主演の堺は今回の楽曲について「曲を聴きながら、井川遥さん演じる須藤と過ごしたいろいろなシーンを思い出しました。映画の世界を、月光にも似た淡く優しい光で照らしてくれるような曲ですね。星野さんが言葉にしてくださったフレーズのおかげで、物語をより理解できた気がします。」と語る。さらに、かねてより星野源のファンであったという土井監督からは「(主題歌となる楽曲は)愚かしくも愛おしい人間の営みへの眼差しがあって、シニカルなのに温かく、諦念の中にささやかな希望を忘れていない。この曲をもって完結することができる「平場の月」はなんと幸福な映画だろう。」とコメントを寄せた。

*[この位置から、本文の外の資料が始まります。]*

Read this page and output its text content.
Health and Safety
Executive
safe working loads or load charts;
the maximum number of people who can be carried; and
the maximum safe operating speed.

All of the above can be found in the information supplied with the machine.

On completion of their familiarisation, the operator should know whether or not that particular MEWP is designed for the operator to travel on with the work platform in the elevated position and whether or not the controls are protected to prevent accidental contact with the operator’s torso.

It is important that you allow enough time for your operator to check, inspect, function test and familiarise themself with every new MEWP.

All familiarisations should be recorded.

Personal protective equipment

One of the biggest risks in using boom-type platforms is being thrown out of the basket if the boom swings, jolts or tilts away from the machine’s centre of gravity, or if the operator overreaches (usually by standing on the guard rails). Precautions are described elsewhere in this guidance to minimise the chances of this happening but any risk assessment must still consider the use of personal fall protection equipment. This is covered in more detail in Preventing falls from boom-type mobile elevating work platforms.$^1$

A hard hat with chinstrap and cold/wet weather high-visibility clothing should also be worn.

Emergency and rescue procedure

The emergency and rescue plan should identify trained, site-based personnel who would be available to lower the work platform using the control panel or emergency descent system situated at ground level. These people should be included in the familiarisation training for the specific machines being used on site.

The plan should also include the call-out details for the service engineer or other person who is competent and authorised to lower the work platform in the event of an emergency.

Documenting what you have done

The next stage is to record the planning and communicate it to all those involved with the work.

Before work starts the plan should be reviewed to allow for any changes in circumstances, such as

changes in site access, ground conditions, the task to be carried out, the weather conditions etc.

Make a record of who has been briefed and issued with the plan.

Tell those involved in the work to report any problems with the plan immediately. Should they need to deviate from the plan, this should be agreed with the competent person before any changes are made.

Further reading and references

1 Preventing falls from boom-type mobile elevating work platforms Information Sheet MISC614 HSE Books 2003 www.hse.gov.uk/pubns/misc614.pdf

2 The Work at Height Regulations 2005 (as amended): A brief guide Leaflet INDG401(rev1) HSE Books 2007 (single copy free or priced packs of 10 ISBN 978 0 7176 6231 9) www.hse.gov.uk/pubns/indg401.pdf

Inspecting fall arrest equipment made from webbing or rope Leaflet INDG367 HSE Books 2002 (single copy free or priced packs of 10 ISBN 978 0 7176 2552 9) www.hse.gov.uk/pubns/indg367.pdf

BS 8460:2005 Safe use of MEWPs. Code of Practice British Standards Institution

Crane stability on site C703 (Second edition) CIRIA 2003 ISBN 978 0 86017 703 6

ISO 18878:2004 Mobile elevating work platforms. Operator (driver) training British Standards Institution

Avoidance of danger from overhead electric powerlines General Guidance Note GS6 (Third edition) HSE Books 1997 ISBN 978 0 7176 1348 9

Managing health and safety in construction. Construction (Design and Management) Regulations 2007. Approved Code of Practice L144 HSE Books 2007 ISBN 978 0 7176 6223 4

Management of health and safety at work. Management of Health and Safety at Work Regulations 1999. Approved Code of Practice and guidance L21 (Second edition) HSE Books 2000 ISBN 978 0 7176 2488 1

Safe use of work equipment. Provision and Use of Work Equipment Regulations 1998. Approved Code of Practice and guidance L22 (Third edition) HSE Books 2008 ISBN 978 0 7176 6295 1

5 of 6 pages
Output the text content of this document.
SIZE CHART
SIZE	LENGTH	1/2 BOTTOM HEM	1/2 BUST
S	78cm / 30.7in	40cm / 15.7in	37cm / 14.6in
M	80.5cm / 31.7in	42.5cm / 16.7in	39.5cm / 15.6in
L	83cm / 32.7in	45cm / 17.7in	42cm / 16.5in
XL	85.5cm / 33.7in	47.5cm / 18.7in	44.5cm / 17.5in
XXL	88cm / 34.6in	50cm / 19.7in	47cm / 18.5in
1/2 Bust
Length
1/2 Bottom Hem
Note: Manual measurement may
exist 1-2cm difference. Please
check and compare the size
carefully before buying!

さらに星野源が歌う主題歌「いきどまり」をのせた最新予告映像も解禁!
今回解禁された最新予告では、地元に戻って平穏に生活する青砥と須藤が再会し、共に過ごす何気ない穏やかな時間の中で、“なんかちょうどいい”距離へと徐々に関係を深めていく様子が映し出されている。視線や仕草のひとつひとつにお互いへの特別な感情をにじませる二人。中学時代と現在の姿が折り重なるように描かれ、あの頃と今が静かに呼応する。
「私は青砥が一緒にいたいと思うようなやつじゃない」と気持ちを吐露する須藤。「俺はお前と一緒に生きていきたい」とまっすぐに訴える青砥。星野源が歌う主題歌「いきどまり」が、交差する青砥と須藤の想いをより鮮明に浮かび上がらせ、優しい光で包み込みながらささやかな希望をもたらす。そして、ナレーションは中学時代の須藤を演じた一色香澄が担当。初挑戦でありながら、可憐で繊細な表現を見事に魅せて、本作の温もりを際立たせている。

<コメント>
■星野源
ある日、土井監督と那須田プロデューサーが「直に話したい」と僕の作業場まで来てくれました。映画『平場の月』の主題歌を制作して欲しいというオファーでした。今まで何度もお仕事ご一緒しているけど、こんな風に自分の居場所まで来てくれて3人だけで話すなんて滅多にないなあ、と嬉しかったのを覚えています。いただいた脚本を読み、ピアノをぽろぽろと鳴らしながら作曲していきました。最近私は自身を焼き付けるような楽曲を書いてきましたが、この新曲「いきどまり」は自身を歌ったものではなく、歌の中に物語があり、それが一人称で語られる楽曲です。劇場の中で、そして貴方の中で、ぜひこの楽曲を聴いてください。

■堺雅人
曲を聴きながら、井川遥さん演じる須藤と過ごしたいろいろなシーンを思い出しました。映画の世界を、月光にも似た淡く優しい光で照らしてくれるような曲ですね。また、「間違いだらけの優しさ」「忘れられぬ呪い」「行き止まりの二人」といった、星野さんが言葉にしてくださったフレーズのおかげで、物語をより理解できた気がします。出演者として本当に嬉しく思います。星野さん、ありがとうございました。

■土井裕泰監督
俳優・星野源とはこれまで何度か仕事をしてきたけれど、勿論そのずっと前から、彼の音楽や文章のファンだった。紛れもない現代のPOPSTARでありながら、その表現のベースには常に市井の人の視線や実感があって、だからこそ彼の眼を通して見た世界はとても信用できる。
この平場の男女の物語は彼の眼にはどんな風に映るのだろうか?ある時、そんな興味に急にとらわれて、多忙な彼に台本を届けに行ってしまった。
数か月経って、ツアーが一段落した彼から返ってきたのは、彼の声とピアノだけのシンプルで美しい曲だった。
「切ない、大人の、恋物語」などという惹句ではとても掬いきれない、愚かしくも愛おしい人間の営みへの眼差しがあって、シニカルなのに温かく、諦念の中にささやかな希望を忘れていない。
この曲をもって完結することができる「平場の月」はなんと幸福な映画だろう。星野源の歌う言葉を、どうか劇場で、最後の一音までもらさずに聴いてほしい。